The proponents of a clash of civilizations are dishonest about what they are offering to the world, but they shouldn't be surprised when people see through their false or undeveloped pretenses, and show reluctance to join them or to accept their assumptions without question. So it is also poor strategy on the level of building the largest possible coalition against the main threat.
Getting caught up with merely personal issues, or seeking personal offense, or trying to score points in made-up little message board games, is in this context pathetic, in addition to being, as I said, uninteresting to me.
I'm not interested in your juvenile taunts, OhioCoastie. Further off-topic comments will be subject to deletion.

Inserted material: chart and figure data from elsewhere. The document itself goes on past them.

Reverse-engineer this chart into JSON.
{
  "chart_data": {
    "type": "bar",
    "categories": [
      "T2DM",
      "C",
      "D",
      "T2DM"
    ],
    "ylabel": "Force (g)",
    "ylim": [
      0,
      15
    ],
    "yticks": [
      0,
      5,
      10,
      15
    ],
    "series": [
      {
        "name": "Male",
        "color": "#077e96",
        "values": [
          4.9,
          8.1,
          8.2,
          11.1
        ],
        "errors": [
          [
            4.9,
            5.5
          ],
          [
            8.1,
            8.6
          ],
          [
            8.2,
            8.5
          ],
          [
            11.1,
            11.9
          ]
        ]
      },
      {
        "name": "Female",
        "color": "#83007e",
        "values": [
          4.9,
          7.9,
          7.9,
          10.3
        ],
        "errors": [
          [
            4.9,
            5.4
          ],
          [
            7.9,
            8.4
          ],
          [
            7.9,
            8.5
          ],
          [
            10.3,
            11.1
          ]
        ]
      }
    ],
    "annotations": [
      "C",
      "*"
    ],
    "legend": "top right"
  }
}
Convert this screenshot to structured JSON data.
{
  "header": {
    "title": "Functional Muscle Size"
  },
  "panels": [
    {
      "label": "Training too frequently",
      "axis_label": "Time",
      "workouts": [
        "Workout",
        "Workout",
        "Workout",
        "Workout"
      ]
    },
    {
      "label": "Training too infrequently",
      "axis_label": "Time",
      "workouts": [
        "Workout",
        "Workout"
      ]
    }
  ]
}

You have some very strange notions: that you and your sophomoric "objective moral standard" argument are interesting; that it wasn't already discussed as much as it deserved; that bloggers here and elsewhere even commonly respond to insistent and impolite commenters (note: they get criticized when they do, as well as when they don't); that anyone cares about whatever point it is you're trying to make. Why don't you just assume I gave whatever "wrong" answer you're hoping will cap off your lame internet gotcha exercise, and then tell all the world about the dire and highly relevant implications?
However you choose to respond, I'm guessing it will be just about as relevant to the argument and content of my post as the rest of the comments have been.